Tesla is late on Wall Street

Tesla lost two-thirds of its stock market value in 2022, the victim of fears about demand for electric cars, dismay at Elon Musk’s travails at the helm of Twitter and the end of easy money on Wall Street. The manufacturer nevertheless increased its shipments by 45% during the first three quarters, despite supply problems, and generated nearly $9 billion in profit during this period, despite sharply rising expenses. But it is below the long-term target of increasing deliveries by 50% per year. And observers are worried about a slowdown in sales.

In the past two years, demand has exceeded supply in the electric car market, but this trend should “reverse” in 2023, said Adam Jonas, an analyst for Morgan Stanley, in a note published Wednesday evening. “Between a worsening macroeconomic environment, unaffordable prices for many and growing competition, there are obstacles to overcome,” he said. Many traditional manufacturers now offer electric versions, whether it’s Ford, General Motors, Nissan, Hyundai, Kia or Volkswagen. And in the luxury car category came Mercedes-Benz, BMW, Audi, Polestar, Lucid and Rivian.

Dogged Domination

Tesla still largely dominates in the U.S. with a 65% market share in the first nine months of the year, but that’s down from 79% in 2020, and that number should drop to less than 20% in 2025, S&P Global analysts predict. To boost sales in the fourth quarter, the group offered unusual promotions in the country. The situation in China is also alarming: according to press releases, production is currently suspended at the factory in Shanghai for a longer period than originally planned.

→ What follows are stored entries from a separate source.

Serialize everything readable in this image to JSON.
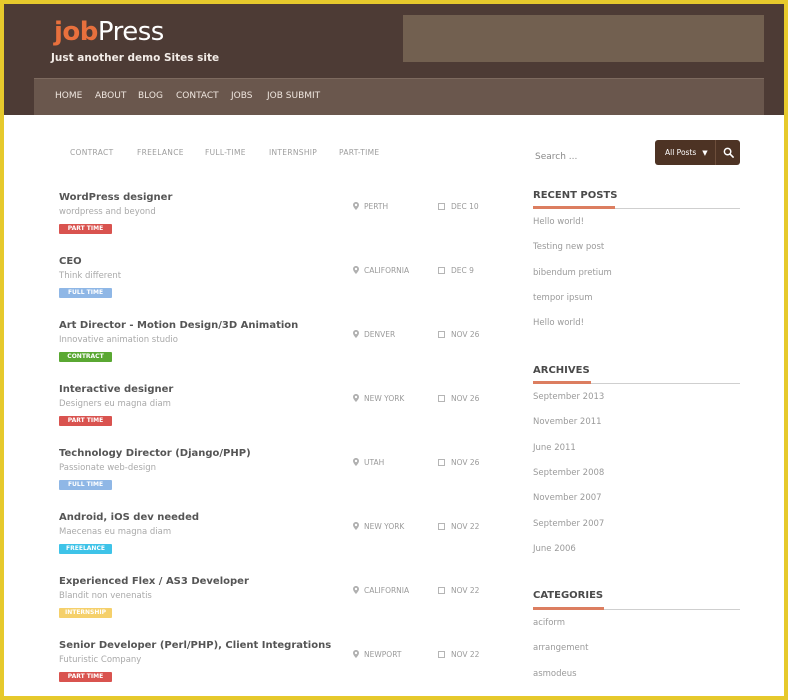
{
  "site": {
    "logo_part1": "job",
    "logo_part2": "Press",
    "tagline": "Just another demo Sites site"
  },
  "nav": [
    "HOME",
    "ABOUT",
    "BLOG",
    "CONTACT",
    "JOBS",
    "JOB SUBMIT"
  ],
  "filters": [
    "CONTRACT",
    "FREELANCE",
    "FULL-TIME",
    "INTERNSHIP",
    "PART-TIME"
  ],
  "search": {
    "placeholder": "Search ...",
    "select_value": "All Posts"
  },
  "colors": {
    "header": "#4d3b35",
    "navbar": "#6a574d",
    "accent": "#e8703d",
    "part_time": "#d9534f",
    "full_time": "#8fb7e6",
    "contract": "#5aa832",
    "freelance": "#3ec3e8",
    "internship": "#f5d06b"
  },
  "jobs": [
    {
      "title": "WordPress designer",
      "subtitle": "wordpress and beyond",
      "type": "PART TIME",
      "type_color": "#d9534f",
      "location": "PERTH",
      "date": "DEC 10"
    },
    {
      "title": "CEO",
      "subtitle": "Think different",
      "type": "FULL TIME",
      "type_color": "#8fb7e6",
      "location": "CALIFORNIA",
      "date": "DEC 9"
    },
    {
      "title": "Art Director - Motion Design/3D Animation",
      "subtitle": "Innovative animation studio",
      "type": "CONTRACT",
      "type_color": "#5aa832",
      "location": "DENVER",
      "date": "NOV 26"
    },
    {
      "title": "Interactive designer",
      "subtitle": "Designers eu magna diam",
      "type": "PART TIME",
      "type_color": "#d9534f",
      "location": "NEW YORK",
      "date": "NOV 26"
    },
    {
      "title": "Technology Director (Django/PHP)",
      "subtitle": "Passionate web-design",
      "type": "FULL TIME",
      "type_color": "#8fb7e6",
      "location": "UTAH",
      "date": "NOV 26"
    },
    {
      "title": "Android, iOS dev needed",
      "subtitle": "Maecenas eu magna diam",
      "type": "FREELANCE",
      "type_color": "#3ec3e8",
      "location": "NEW YORK",
      "date": "NOV 22"
    },
    {
      "title": "Experienced Flex / AS3 Developer",
      "subtitle": "Blandit non venenatis",
      "type": "INTERNSHIP",
      "type_color": "#f5d06b",
      "location": "CALIFORNIA",
      "date": "NOV 22"
    },
    {
      "title": "Senior Developer (Perl/PHP), Client Integrations",
      "subtitle": "Futuristic Company",
      "type": "PART TIME",
      "type_color": "#d9534f",
      "location": "NEWPORT",
      "date": "NOV 22"
    }
  ],
  "sidebar": {
    "recent_posts": {
      "title": "RECENT POSTS",
      "items": [
        "Hello world!",
        "Testing new post",
        "bibendum pretium",
        "tempor ipsum",
        "Hello world!"
      ]
    },
    "archives": {
      "title": "ARCHIVES",
      "items": [
        "September 2013",
        "November 2011",
        "June 2011",
        "September 2008",
        "November 2007",
        "September 2007",
        "June 2006"
      ]
    },
    "categories": {
      "title": "CATEGORIES",
      "items": [
        "aciform",
        "arrangement",
        "asmodeus"
      ]
    }
  }
}
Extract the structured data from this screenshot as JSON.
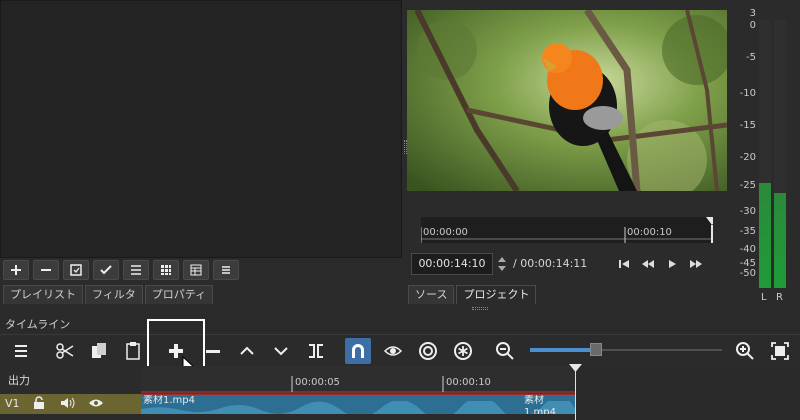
{
  "playlist": {
    "toolbar": [
      "plus-icon",
      "minus-icon",
      "export-icon",
      "check-icon",
      "list-icon",
      "grid-icon",
      "table-icon",
      "menu-icon"
    ],
    "tabs": [
      "プレイリスト",
      "フィルタ",
      "プロパティ"
    ]
  },
  "viewer": {
    "scrubber_ticks": [
      "00:00:00",
      "00:00:10"
    ],
    "timecode": "00:00:14:10",
    "duration": "/ 00:00:14:11",
    "tabs": [
      "ソース",
      "プロジェクト"
    ]
  },
  "meter": {
    "labels": [
      "3",
      "0",
      "-5",
      "-10",
      "-15",
      "-20",
      "-25",
      "-30",
      "-35",
      "-40",
      "-45",
      "-50"
    ],
    "channels": [
      "L",
      "R"
    ],
    "level_L_db": -25,
    "level_R_db": -27
  },
  "timeline": {
    "title": "タイムライン",
    "output_label": "出力",
    "track_name": "V1",
    "ruler_ticks": [
      "00:00:05",
      "00:00:10"
    ],
    "clip_name": "素材1.mp4",
    "zoom_level": 0.34
  },
  "colors": {
    "accent": "#3d6fa6",
    "clip": "#2c6f93",
    "track": "#6b6531",
    "meter": "#1f9b38"
  }
}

Tesla will reduce production at its Shanghai factory

However, several analysts point out that Tesla maintains a clear lead in terms of technology, cost management and scale in a rapidly growing market. The Baird company thus assesses in a note published on Wednesday that the group is “best positioned in the automotive market” and still recommends buying the action. However, the shadow of Twitter, bought for 44 billion dollars by Elon Musk in late October, hovers. Tesla needs a “leader who can guide it through the storm” and not a boss “who is Twitter-focused,” Wedbush’s Dan Ives said in a note released Tuesday.

“Stock Market Madness”

On the one hand, the multibillionaire sold several billion dollars of Tesla shares to finance the purchase and then the operating costs of his new toy, and sold again for 3.6 billion in early December, when he had confirmed in the spring that he did not had any intention of selling more. He also took the social network into turmoil, fired half of the employees, authorized the return of suspended internet users like Donald Trump or exiled journalists for unclear reasons. “Musk has lost all credibility with the investment community,” says Dan Ives, citing “broken promises” about stock sales, the “Twitter fiasco” and “political controversies” on the platform.

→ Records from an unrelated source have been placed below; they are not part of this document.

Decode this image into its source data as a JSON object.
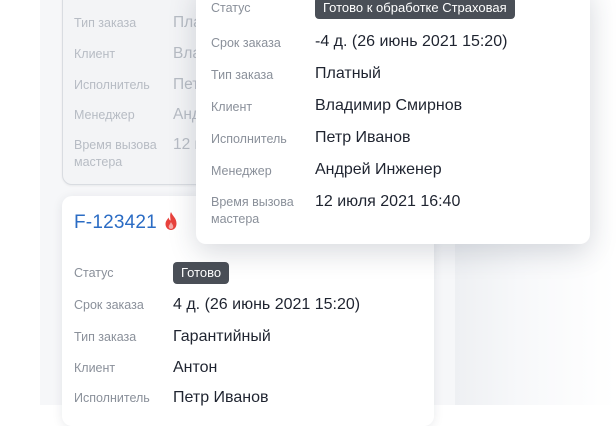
{
  "back_card": {
    "fields": [
      {
        "label": "Тип заказа",
        "value": "Пла"
      },
      {
        "label": "Клиент",
        "value": "Вла"
      },
      {
        "label": "Исполнитель",
        "value": "Пет"
      },
      {
        "label": "Менеджер",
        "value": "Анд"
      },
      {
        "label": "Время вызова мастера",
        "value": "12 и"
      }
    ]
  },
  "popup": {
    "status_label": "Статус",
    "status_badge": "Готово к обработке Страховая",
    "fields": [
      {
        "label": "Срок заказа",
        "value": "-4 д. (26 июнь 2021 15:20)"
      },
      {
        "label": "Тип заказа",
        "value": "Платный"
      },
      {
        "label": "Клиент",
        "value": "Владимир Смирнов"
      },
      {
        "label": "Исполнитель",
        "value": "Петр Иванов"
      },
      {
        "label": "Менеджер",
        "value": "Андрей Инженер"
      },
      {
        "label": "Время вызова мастера",
        "value": "12 июля 2021  16:40"
      }
    ]
  },
  "bottom_card": {
    "order_id": "F-123421",
    "status_label": "Статус",
    "status_badge": "Готово",
    "fields": [
      {
        "label": "Срок заказа",
        "value": "4 д. (26 июнь 2021 15:20)"
      },
      {
        "label": "Тип заказа",
        "value": "Гарантийный"
      },
      {
        "label": "Клиент",
        "value": "Антон"
      },
      {
        "label": "Исполнитель",
        "value": "Петр Иванов"
      }
    ]
  },
  "colors": {
    "order_id": "#2b6cc4",
    "badge": "#4a4f57",
    "fire": "#e8413c"
  },
  "icons": {
    "urgent": "fire-icon"
  }
}
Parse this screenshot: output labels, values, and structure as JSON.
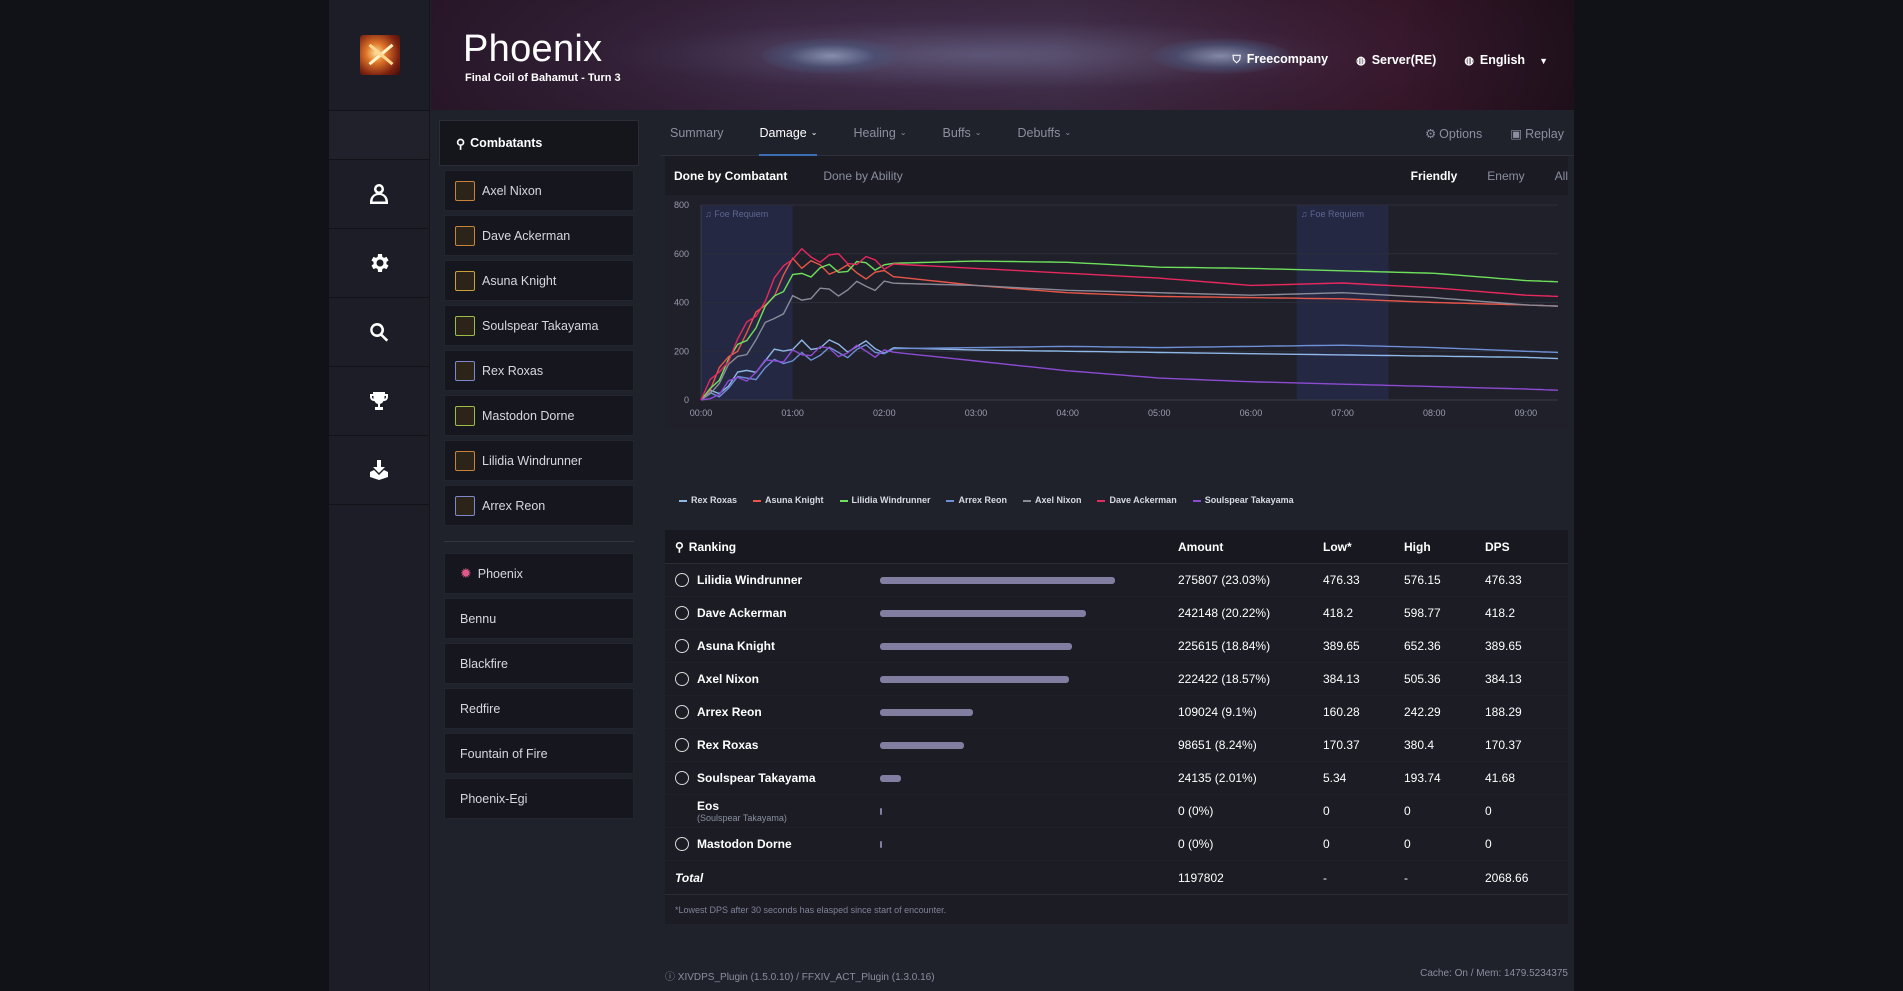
{
  "header": {
    "title": "Phoenix",
    "subtitle": "Final Coil of Bahamut - Turn 3",
    "menu": [
      {
        "icon": "shield-icon",
        "label": "Freecompany"
      },
      {
        "icon": "globe-icon",
        "label": "Server(RE)"
      },
      {
        "icon": "globe-icon",
        "label": "English"
      }
    ]
  },
  "rail": {
    "items": [
      "user-icon",
      "gear-icon",
      "search-icon",
      "trophy-icon",
      "download-icon"
    ]
  },
  "sidebar": {
    "heading": "Combatants",
    "combatants": [
      {
        "name": "Axel Nixon",
        "color": "#c9823a"
      },
      {
        "name": "Dave Ackerman",
        "color": "#c9823a"
      },
      {
        "name": "Asuna Knight",
        "color": "#c9a13a"
      },
      {
        "name": "Soulspear Takayama",
        "color": "#9bbd47"
      },
      {
        "name": "Rex Roxas",
        "color": "#7c88c9"
      },
      {
        "name": "Mastodon Dorne",
        "color": "#9bbd47"
      },
      {
        "name": "Lilidia Windrunner",
        "color": "#c9823a"
      },
      {
        "name": "Arrex Reon",
        "color": "#7c88c9"
      }
    ],
    "enemies": [
      "Phoenix",
      "Bennu",
      "Blackfire",
      "Redfire",
      "Fountain of Fire",
      "Phoenix-Egi"
    ]
  },
  "tabs": {
    "items": [
      "Summary",
      "Damage",
      "Healing",
      "Buffs",
      "Debuffs"
    ],
    "active": "Damage",
    "options": "Options",
    "replay": "Replay"
  },
  "subtabs": {
    "left": [
      "Done by Combatant",
      "Done by Ability"
    ],
    "right": [
      "Friendly",
      "Enemy",
      "All"
    ]
  },
  "chart_data": {
    "type": "line",
    "x": [
      "00:00",
      "01:00",
      "02:00",
      "03:00",
      "04:00",
      "05:00",
      "06:00",
      "07:00",
      "08:00",
      "09:00"
    ],
    "ylim": [
      0,
      800
    ],
    "yticks": [
      0,
      200,
      400,
      600,
      800
    ],
    "grid": true,
    "legend": "bottom",
    "bands": [
      {
        "label": "Foe Requiem",
        "start": "00:00",
        "end": "01:00"
      },
      {
        "label": "Foe Requiem",
        "start": "06:30",
        "end": "07:30"
      }
    ],
    "series": [
      {
        "name": "Rex Roxas",
        "color": "#8fb8e8",
        "values": [
          0,
          230,
          215,
          205,
          200,
          195,
          190,
          185,
          180,
          175
        ]
      },
      {
        "name": "Asuna Knight",
        "color": "#e8564a",
        "values": [
          0,
          560,
          510,
          470,
          440,
          425,
          420,
          415,
          400,
          390
        ]
      },
      {
        "name": "Lilidia Windrunner",
        "color": "#6ee05c",
        "values": [
          0,
          520,
          560,
          570,
          565,
          545,
          540,
          530,
          520,
          490
        ]
      },
      {
        "name": "Arrex Reon",
        "color": "#6f8fd6",
        "values": [
          0,
          180,
          210,
          215,
          220,
          215,
          220,
          225,
          215,
          200
        ]
      },
      {
        "name": "Axel Nixon",
        "color": "#8a8a98",
        "values": [
          0,
          420,
          480,
          470,
          450,
          440,
          430,
          440,
          420,
          390
        ]
      },
      {
        "name": "Dave Ackerman",
        "color": "#e8285e",
        "values": [
          0,
          600,
          560,
          540,
          520,
          500,
          470,
          480,
          460,
          430
        ]
      },
      {
        "name": "Soulspear Takayama",
        "color": "#8d4bd3",
        "values": [
          0,
          200,
          200,
          160,
          120,
          90,
          75,
          65,
          55,
          45
        ]
      }
    ]
  },
  "ranking": {
    "heading": "Ranking",
    "columns": [
      "Amount",
      "Low*",
      "High",
      "DPS"
    ],
    "rows": [
      {
        "name": "Lilidia Windrunner",
        "pct": 23.03,
        "amount": "275807 (23.03%)",
        "low": "476.33",
        "high": "576.15",
        "dps": "476.33"
      },
      {
        "name": "Dave Ackerman",
        "pct": 20.22,
        "amount": "242148 (20.22%)",
        "low": "418.2",
        "high": "598.77",
        "dps": "418.2"
      },
      {
        "name": "Asuna Knight",
        "pct": 18.84,
        "amount": "225615 (18.84%)",
        "low": "389.65",
        "high": "652.36",
        "dps": "389.65"
      },
      {
        "name": "Axel Nixon",
        "pct": 18.57,
        "amount": "222422 (18.57%)",
        "low": "384.13",
        "high": "505.36",
        "dps": "384.13"
      },
      {
        "name": "Arrex Reon",
        "pct": 9.1,
        "amount": "109024 (9.1%)",
        "low": "160.28",
        "high": "242.29",
        "dps": "188.29"
      },
      {
        "name": "Rex Roxas",
        "pct": 8.24,
        "amount": "98651 (8.24%)",
        "low": "170.37",
        "high": "380.4",
        "dps": "170.37"
      },
      {
        "name": "Soulspear Takayama",
        "pct": 2.01,
        "amount": "24135 (2.01%)",
        "low": "5.34",
        "high": "193.74",
        "dps": "41.68"
      },
      {
        "name": "Eos",
        "owner": "(Soulspear Takayama)",
        "pct": 0,
        "amount": "0 (0%)",
        "low": "0",
        "high": "0",
        "dps": "0"
      },
      {
        "name": "Mastodon Dorne",
        "pct": 0,
        "amount": "0 (0%)",
        "low": "0",
        "high": "0",
        "dps": "0"
      }
    ],
    "total": {
      "label": "Total",
      "amount": "1197802",
      "low": "-",
      "high": "-",
      "dps": "2068.66"
    },
    "footnote": "*Lowest DPS after 30 seconds has elasped since start of encounter."
  },
  "footer": {
    "left": "XIVDPS_Plugin (1.5.0.10) / FFXIV_ACT_Plugin (1.3.0.16)",
    "right": "Cache: On / Mem: 1479.5234375"
  }
}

It has become “unsustainable” to value Tesla without taking into account Elon Musk’s erratic handling of Twitter, Oppenheimer’s Colin Rusch said in a recent note, noting that some buyers are choosing a competing brand because of the fanciful positions. the platform. In defense of the entrepreneur, Tesla’s action has also suffered from the general decline in stock markets this year.


Tesla: Elon Musk tells employees not to worry about current ‘stock market madness’

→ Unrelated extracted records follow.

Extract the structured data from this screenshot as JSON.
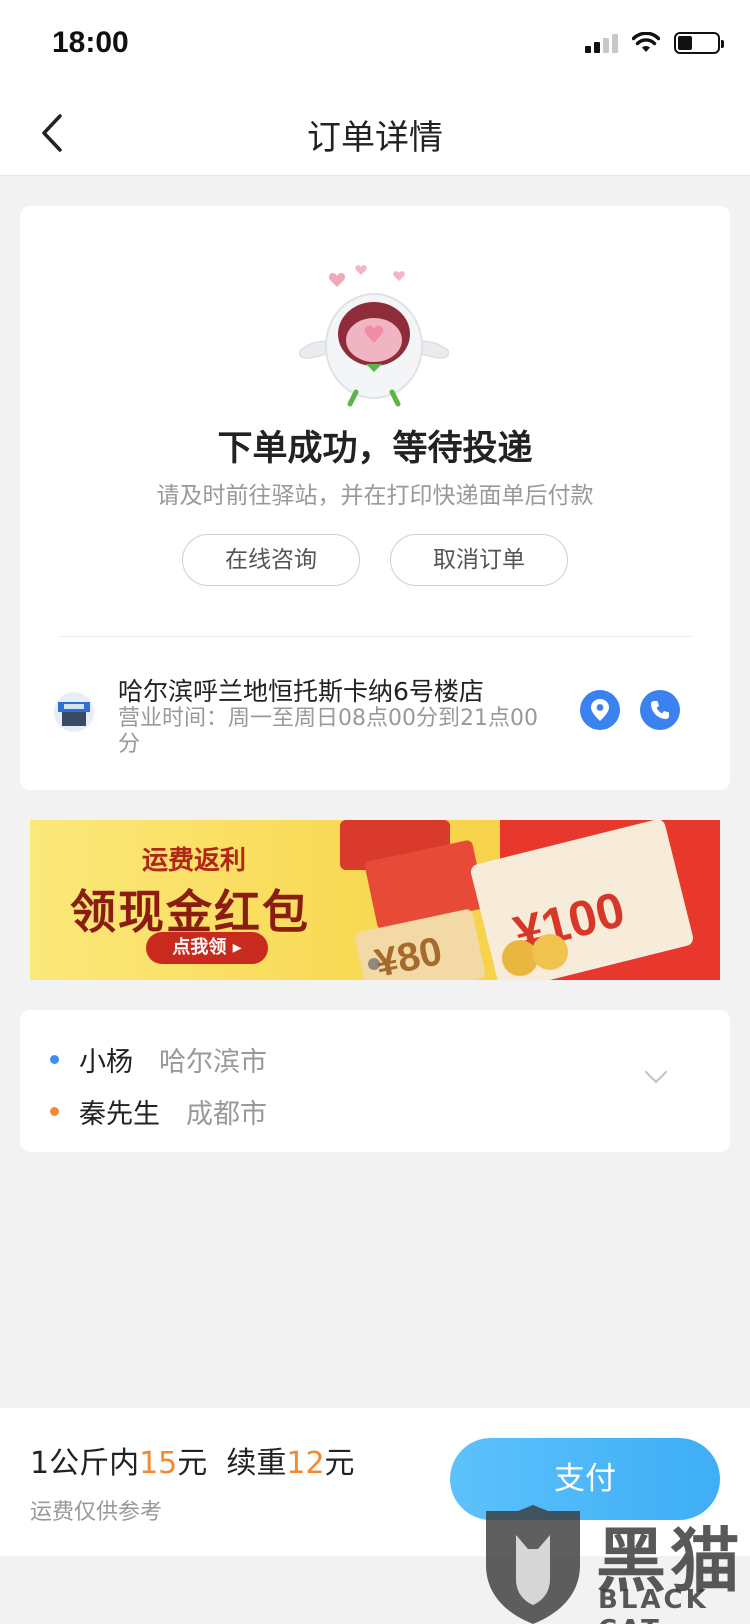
{
  "status_bar": {
    "time": "18:00"
  },
  "nav": {
    "title": "订单详情"
  },
  "order_status": {
    "title": "下单成功，等待投递",
    "subtitle": "请及时前往驿站，并在打印快递面单后付款",
    "consult_label": "在线咨询",
    "cancel_label": "取消订单"
  },
  "station": {
    "name": "哈尔滨呼兰地恒托斯卡纳6号楼店",
    "hours": "营业时间：周一至周日08点00分到21点00分"
  },
  "banner": {
    "subtitle": "运费返利",
    "title": "领现金红包",
    "button_label": "点我领 ▸"
  },
  "addresses": {
    "sender": {
      "name": "小杨",
      "city": "哈尔滨市"
    },
    "receiver": {
      "name": "秦先生",
      "city": "成都市"
    }
  },
  "price": {
    "prefix": "1公斤内",
    "first_weight_price": "15",
    "unit1": "元  续重",
    "extra_weight_price": "12",
    "unit2": "元",
    "note": "运费仅供参考"
  },
  "pay": {
    "label": "支付"
  },
  "watermark": {
    "cn": "黑猫",
    "en": "BLACK CAT"
  },
  "colors": {
    "accent_orange": "#f28a32",
    "accent_blue": "#3a82f0",
    "pay_button": "#4cb8f8"
  }
}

In a Twitter conversation in mid-December, Elon Musk acknowledged that rising interest rates and the economic situation will likely slow demand for Tesla. But “I still continue to predict that Tesla will be the highest-valued company in the world over the long term,” he said. On Wednesday, in a message to Tesla employees seen by CNBC, he urged them not to “worry too much about the craziness of the stock market.” The group’s share had risen by more than 700% in 2020 and then by 50% in 2021. It has risen by almost 12% in the past two days, but was still seen on Thursday night down 65% from the start of the ‚Äčthe year.